Mahto starts listening to the radio from 5am every day, tuning in to religious songs on any radio from his collection that he fancies for the day.

He added that he regularly listens to programmes in Bengali, Hindi, English and Urdu that are aired by Germany, Philippines, Japan and West Asia. “it still feels like magic,” said the elderly man who has been under the spell of radios since he was a teen. “But one has to catch the frequency (of foreign airwaves). That takes time and effort,” he added.
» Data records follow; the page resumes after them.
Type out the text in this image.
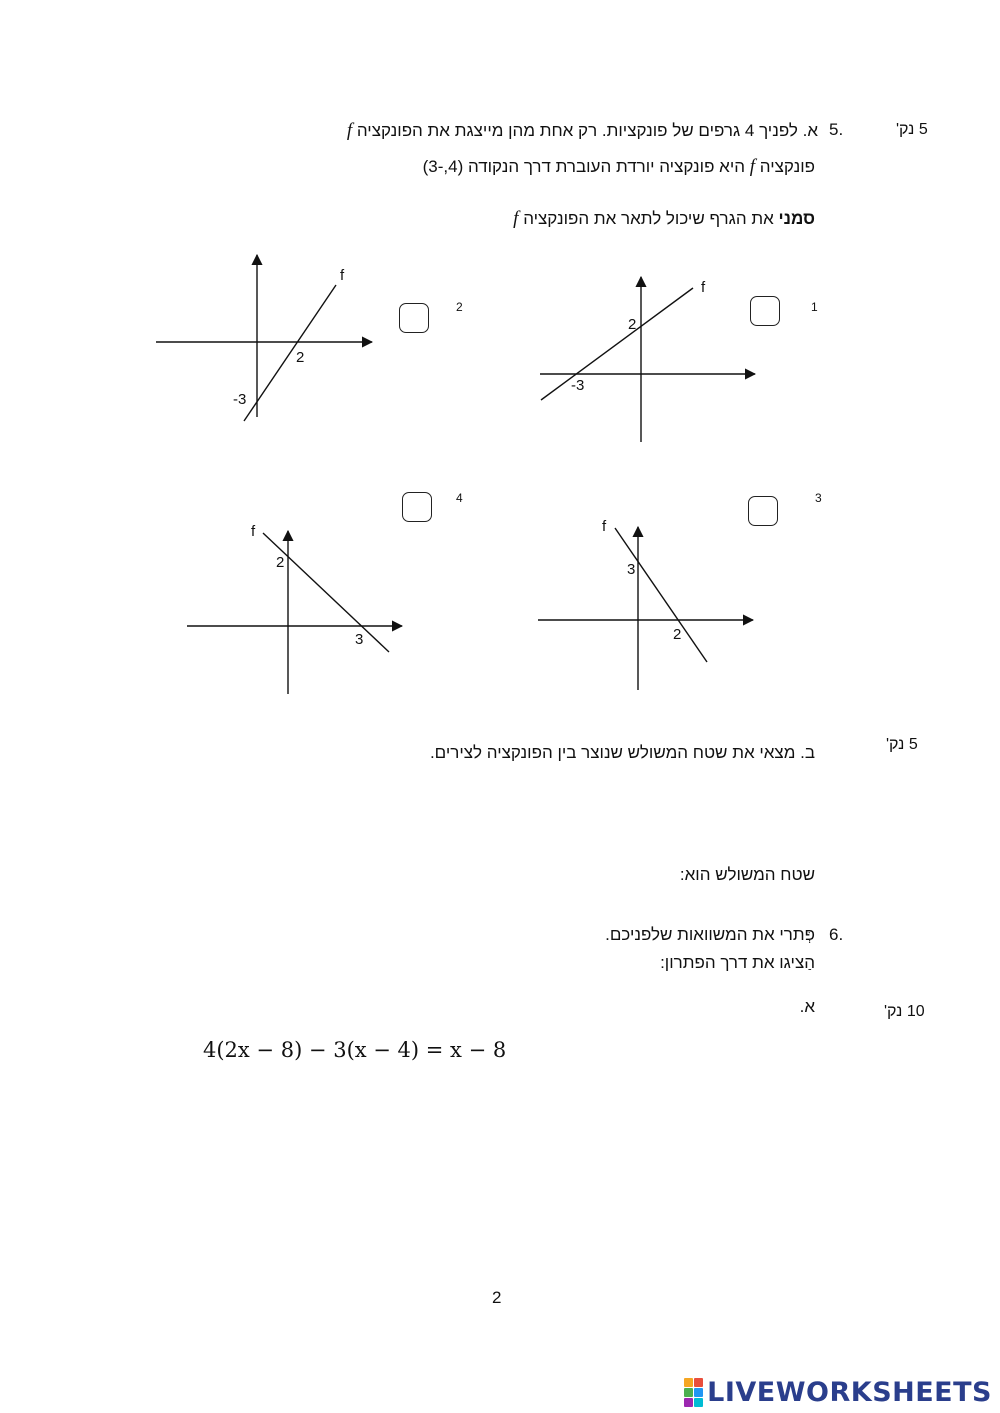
5 נק'
5.
א. לפניך 4 גרפים של פונקציות. רק אחת מהן מייצגת את הפונקציה f
פונקציה f היא פונקציה יורדת העוברת דרך הנקודה (4,-3)
סמני את הגרף שיכול לתאר את הפונקציה f
1
2
3
4
f
2
-3
f
2
-3
f
3
2
f
2
3
5 נק'
ב. מצאי את שטח המשולש שנוצר בין הפונקציה לצירים.
שטח המשולש הוא:
6.
פְּתרי את המשוואות שלפניכם.
הַציגו את דרך הפתרון:
א.	10 נק'
4(2x − 8) − 3(x − 4) = x − 8
2
LIVEWORKSHEETS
According to him, he never scraps radios and transistors, never mind if they don’t work. “I respect my radios as family members. It took me six months to get a 1956 make HMV transistor repaired. I knocked on the door of almost every radio mechanic in the steel city before locating one in Sonari,” the bespectacled Mahto, who often scouts city markets in search of old radios and transistors, said.

He agreed it was a love affair. “I developed a fascination for radios when I was still in school. There was no TV then. Then came TV, internet, smartphones. But I cannot dream of living without radios. I’ve won a lot of radio quizzes over the years,” he added. “I remember getting an invite from German Consulate in Calcutta in 1995 after winning a quiz on Radio Germany. Got a lot of respect,” he said.

He added that the FM wave – Big FM, Red FM, Dhamal, Mantra, AIR FM Rainbow — made a lot of youths turn back to the radio in Jharkhand. “But they usually listen to the radio on their phones or in their cars,” he said. “That’s why if you have an old transistor or radio at home, please give it to me even if it is junk,” he appealed to The Telegraph with his cell number 9234342138.